If I found answers to these, I could build an external system that talked to the Macropad.

Learn how to communicate

The next step is asking “how does this system expect me to communicate my needs?”

Understanding the structure and format of data is essential. This step is equal parts research and experimentation. I need to find whatever documentation exists, even if it’s just source code, to understand the requirements and expectations of the system. Then, I need to try to create a working data structure of my own that the system will accept.

Build a bridge

Once you understand how to speak to a system, you need a means to reliably, repeatedly do so.

Here, I wrote a simple JSON parser to ingest and interpret external output into something Python could understand for one side of the bridge. On the other, I wrote Swift code that could generate JSON according to the expectations of that parser.

Fuck around, find out

With your unknowns revealed, a communication strategy understood, and a bridge constructed, you’re ready to start playing around. Experiment with different approaches until you get the results you’re looking for.

Sometimes you’ll break things.
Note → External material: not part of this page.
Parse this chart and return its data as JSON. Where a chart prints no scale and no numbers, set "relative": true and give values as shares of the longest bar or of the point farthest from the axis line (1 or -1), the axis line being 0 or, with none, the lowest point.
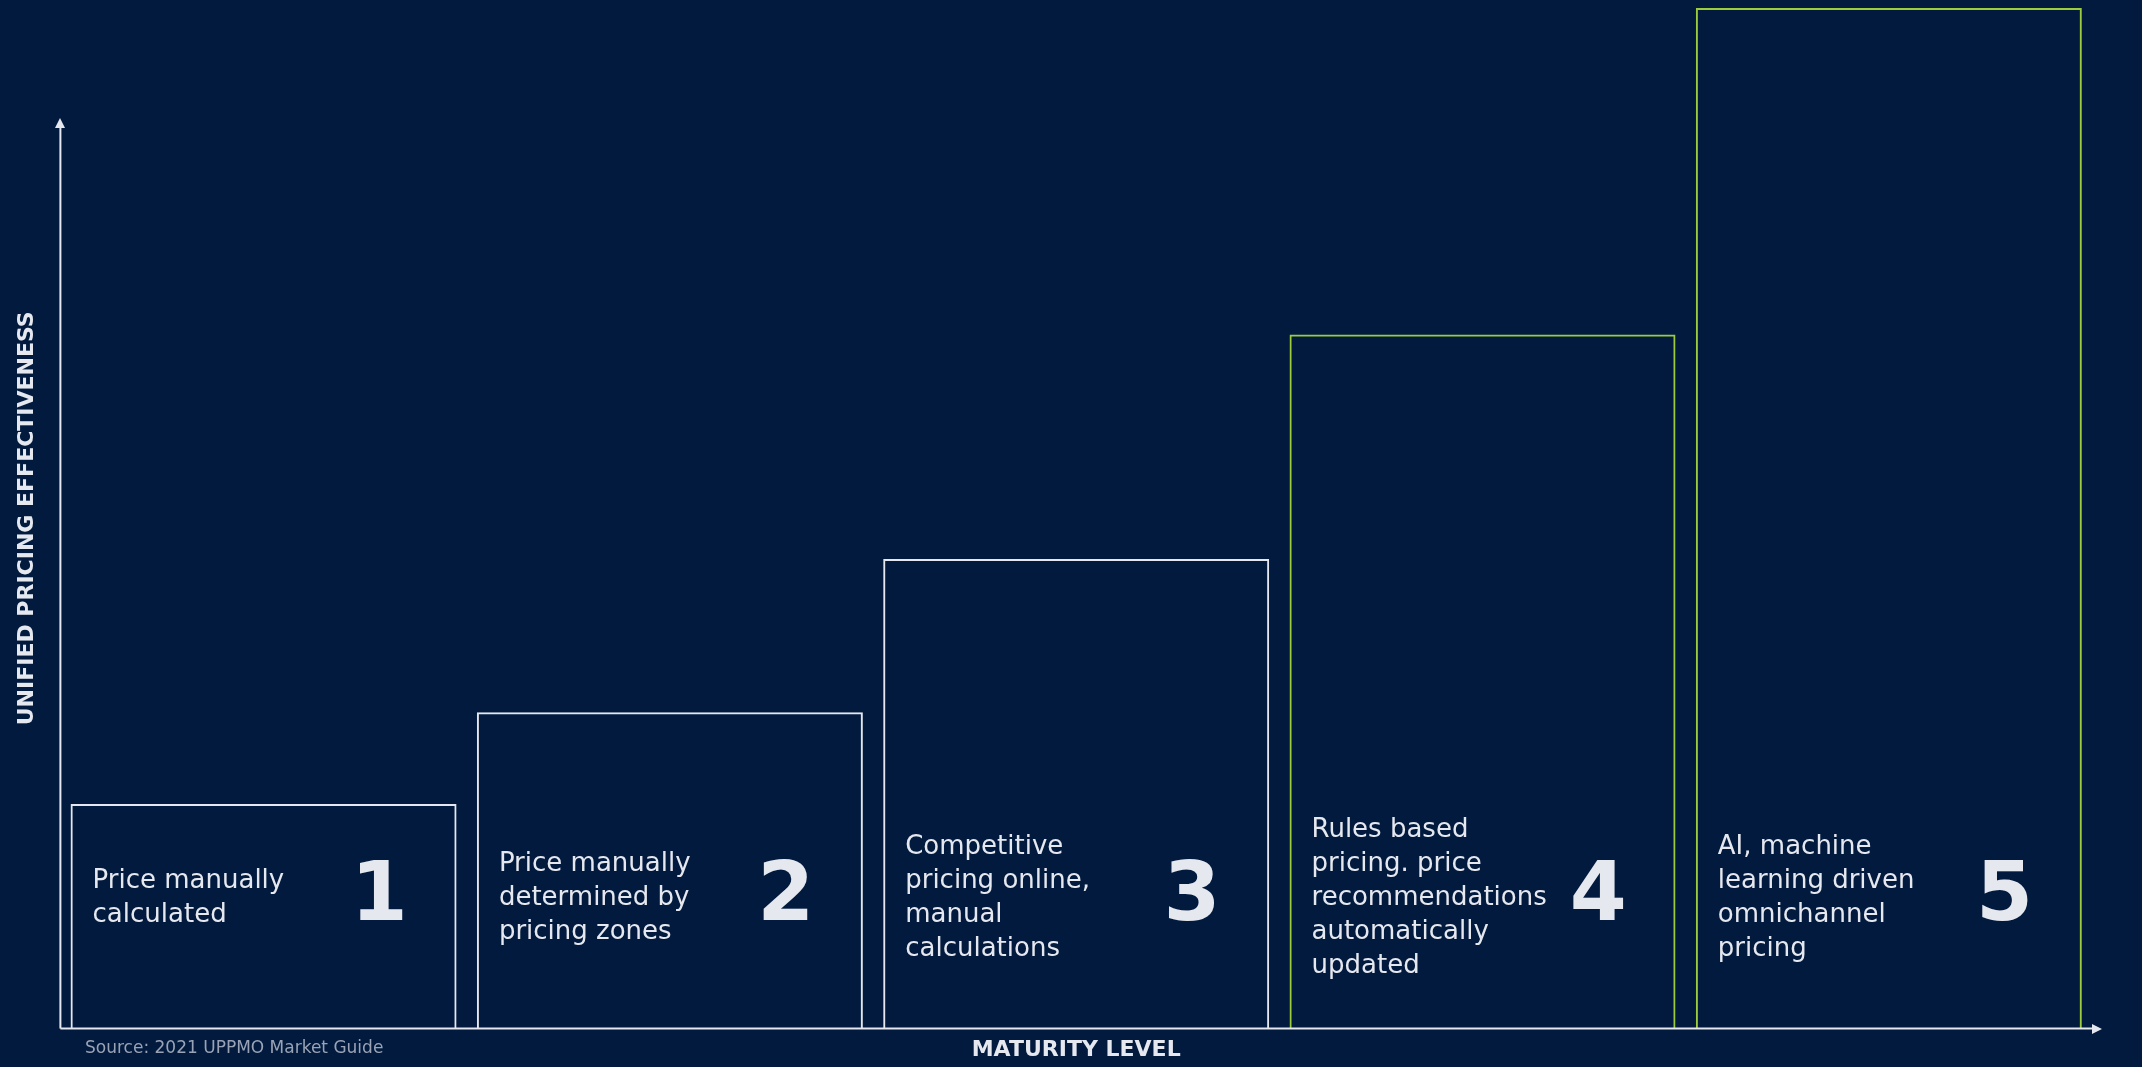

Use version control to keep track of your experiments, so you can always roll back to something you know is working.

Adafruit recommends the simple but effective Mu Python editor, which provides a serial connection to the Macropad. When I broke things, I could get hints about what went wrong that way through console log messages sent to the serial monitor.

Don't let perfect be the enemy of done

Throughout this process, there were "better" ways to accomplish what I wanted. I wish I could have parsed JSON into native Python classes, I wish I could have imported the keycode.py content more transparently into Swift. In a well-behaved Mac app, you can double-click a list item to edit its name. Still not sure how to do it in SwiftUI.

It's easy to get bogged down in the perfect solution, but I try to prioritize progress over perfection. Do the ugly, hacky thing first, then keep moving. If it comes to bite you later, you can rewrite it. Probably you'll have a lot more context later, so the deeper solution will be better informed than if you'd tried it from jump.

What about the configurator?

Sure, here’s the code:

macOS Project

Macropad code, as adapted from the MACROPAD Hotkeys project

Stuff I might add in the future:

  • Properly signed binary builds of the configurator (right now you'll need Xcode)
  • JSON import
  • Multi-part macros with delays
  • Undo support
  • Direct user input capture of keystrokes

Maybe this will inspire you to write a web application that does the same things.


Hope this look inside the hack was interesting. Drop me a line with any questions you’ve got about how tech gets built. Much love to Adafruit, which makes the coolest electronics hobby stuff around. Projects like this Macropad remind me why I fell in love with technology:

  • Exploration
  • Experimentation
  • Magic

I have the life and career I have because once upon a time, I learned how much fun it was to make things that talked to each other.